インドネシアに進出するアドテク企業が多いので、インドネシアのメディアへの広告費の集まり方を調べた
記事の紹介
インドネシアの基本情報
- 人口 :2.5億人(2013年)
日本の人口の約2倍 - 公用語 :インドネシア語
英語は日本より普及率低い - インターネット普及率:17.14%(推移は下図参照)
画像出典元:世界経済のネタ帳
インドネシアの広告投入費用の現在と将来の予想
データ出典元:eMarketer
メディア広告の成長が多くの国で停滞し始め、モバイルを除いたデジタルマーケティング市場はほぼ成熟期へと入りつつあります。しかしeMarketerというアメリカの調査会社の記事によると、インドネシアだけは少し様子が違っているようです。
インドネシアでは2019年までに、ペイドメディア全体の収益は、5年間で2倍以上に、モバイル市場に対する広告費だけに着目すれば、5年間で70倍以上にまで成長すると予想されています。

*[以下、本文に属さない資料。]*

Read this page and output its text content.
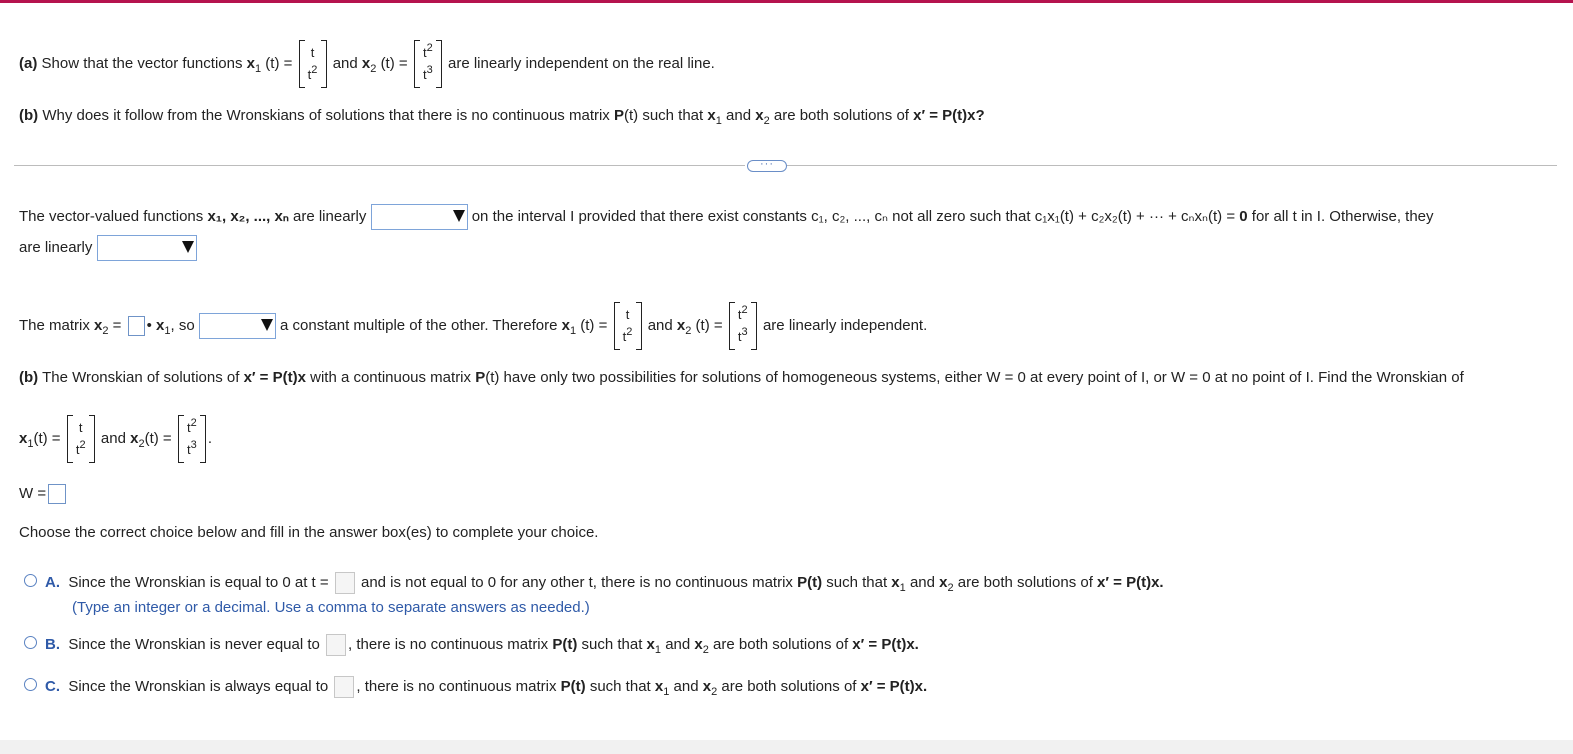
(a) Show that the vector functions $x_1$ (t) =
t
$t^2$	and $x_2$ (t) =
$t^2$
$t^3$	are linearly independent on the real line.
(b) Why does it follow from the Wronskians of solutions that there is no continuous matrix P(t) such that $x_1$ and $x_2$ are both solutions of x′ = P(t)x?
···
The vector-valued functions x₁, x₂, ..., xₙ are linearly	on the interval I provided that there exist constants c₁, c₂, ..., cₙ not all zero such that c₁x₁(t) + c₂x₂(t) + ··· + cₙxₙ(t) = 0 for all t in I. Otherwise, they
are linearly
The matrix $x_2$ = • $x_1$, so	a constant multiple of the other. Therefore $x_1$ (t) =
t
$t^2$	and $x_2$ (t) =
$t^2$
$t^3$	are linearly independent.
(b) The Wronskian of solutions of x′ = P(t)x with a continuous matrix P(t) have only two possibilities for solutions of homogeneous systems, either W = 0 at every point of I, or W = 0 at no point of I. Find the Wronskian of
$x_1(t)$ =
t
$t^2$	and $x_2(t)$ =
$t^2$
$t^3$ .
W =
Choose the correct choice below and fill in the answer box(es) to complete your choice.
A. Since the Wronskian is equal to 0 at t = and is not equal to 0 for any other t, there is no continuous matrix P(t) such that $x_1$ and $x_2$ are both solutions of x′ = P(t)x.
(Type an integer or a decimal. Use a comma to separate answers as needed.)
B. Since the Wronskian is never equal to , there is no continuous matrix P(t) such that $x_1$ and $x_2$ are both solutions of x′ = P(t)x.
C. Since the Wronskian is always equal to , there is no continuous matrix P(t) such that $x_1$ and $x_2$ are both solutions of x′ = P(t)x.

eMarketerが世界中の国の広告に対して行った支出に関する最新の予想によると、2015年には世界中の広告主は、インドネシアのメディアに対して120億ほど広告費を投入すると考えられています。この値は、2014年のものよりも16%増加しています。
さらに2016年には世界中の広告主たちは、150億円ほどの広告費を投入すると予想されていて、この勢いは止まることなく2019年まで続き、毎年約15%の増加率を保って、インドネシアに投入される広告費は増加していくと考えられています。

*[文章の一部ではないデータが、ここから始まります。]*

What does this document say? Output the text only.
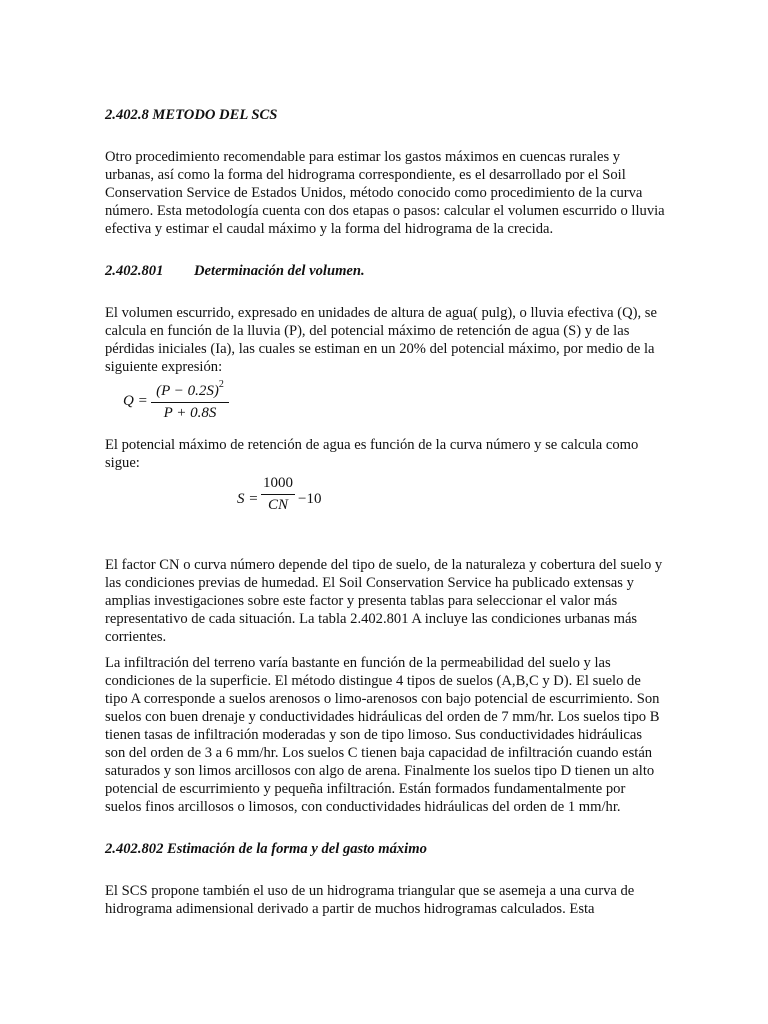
2.402.8 METODO DEL SCS

Otro procedimiento recomendable para estimar los gastos máximos en cuencas rurales y urbanas, así como la forma del hidrograma correspondiente, es el desarrollado por el Soil Conservation Service de Estados Unidos, método conocido como procedimiento de la curva número. Esta metodología cuenta con dos etapas o pasos: calcular el volumen escurrido o lluvia efectiva y estimar el caudal máximo y la forma del hidrograma de la crecida.

2.402.801 Determinación del volumen.

El volumen escurrido, expresado en unidades de altura de agua( pulg), o lluvia efectiva (Q), se calcula en función de la lluvia (P), del potencial máximo de retención de agua (S) y de las pérdidas iniciales (Ia), las cuales se estiman en un 20% del potencial máximo, por medio de la siguiente expresión:

Q =
$(P - 0.2S)^2$
P + 0.8S

El potencial máximo de retención de agua es función de la curva número y se calcula como sigue:

S =
1000
CN −10

El factor CN o curva número depende del tipo de suelo, de la naturaleza y cobertura del suelo y las condiciones previas de humedad. El Soil Conservation Service ha publicado extensas y amplias investigaciones sobre este factor y presenta tablas para seleccionar el valor más representativo de cada situación. La tabla 2.402.801 A incluye las condiciones urbanas más corrientes.

La infiltración del terreno varía bastante en función de la permeabilidad del suelo y las condiciones de la superficie. El método distingue 4 tipos de suelos (A,B,C y D). El suelo de tipo A corresponde a suelos arenosos o limo-arenosos con bajo potencial de escurrimiento. Son suelos con buen drenaje y conductividades hidráulicas del orden de 7 mm/hr. Los suelos tipo B tienen tasas de infiltración moderadas y son de tipo limoso. Sus conductividades hidráulicas son del orden de 3 a 6 mm/hr. Los suelos C tienen baja capacidad de infiltración cuando están saturados y son limos arcillosos con algo de arena. Finalmente los suelos tipo D tienen un alto potencial de escurrimiento y pequeña infiltración. Están formados fundamentalmente por suelos finos arcillosos o limosos, con conductividades hidráulicas del orden de 1 mm/hr.

2.402.802 Estimación de la forma y del gasto máximo

El SCS propone también el uso de un hidrograma triangular que se asemeja a una curva de hidrograma adimensional derivado a partir de muchos hidrogramas calculados. Esta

インドネシアは、2015年からの2019年までの5年間で世界で2位の速度でメディア全体への広告費が増加していくと考えられています。(世界1位はアルゼンチン)
またデジタル広告費に絞ってみると、伝統的なマスメディアの4倍の速度で成長していくであろうことが見て取れます。4マスメディアの広告費の増加率は5年間で7.3%と予想されている一方で、デジタル広告費は25.1%も増加していくと予想されていて、デジタル広告への投入費用は、テレビや新聞などの4マスメディアの広告投入費よりも4倍以上の速度で増加していくようです。
話をモバイル市場への広告投入費に絞れば、2018年までは毎年2倍以上の速度で成長していくことが表からも見て取れます。2019年のインドネシアでは、全てのデジタル広告への投入費用のうちの半数以上を占めることが予想されています。
以上を踏まえると、ジーニーやフリークアウトのインドネシアへの進出は、ごく自然な流れであるのかもしれません。また2006年に行われたとある調査によると、世界で一番日本に対して好印象を抱いている国はインドネシアであるとさえ言われています。そういった親日的な態度から、ビジネスのしやすさなどを考えても、海外進出先としてはやりやすいのかもしれません。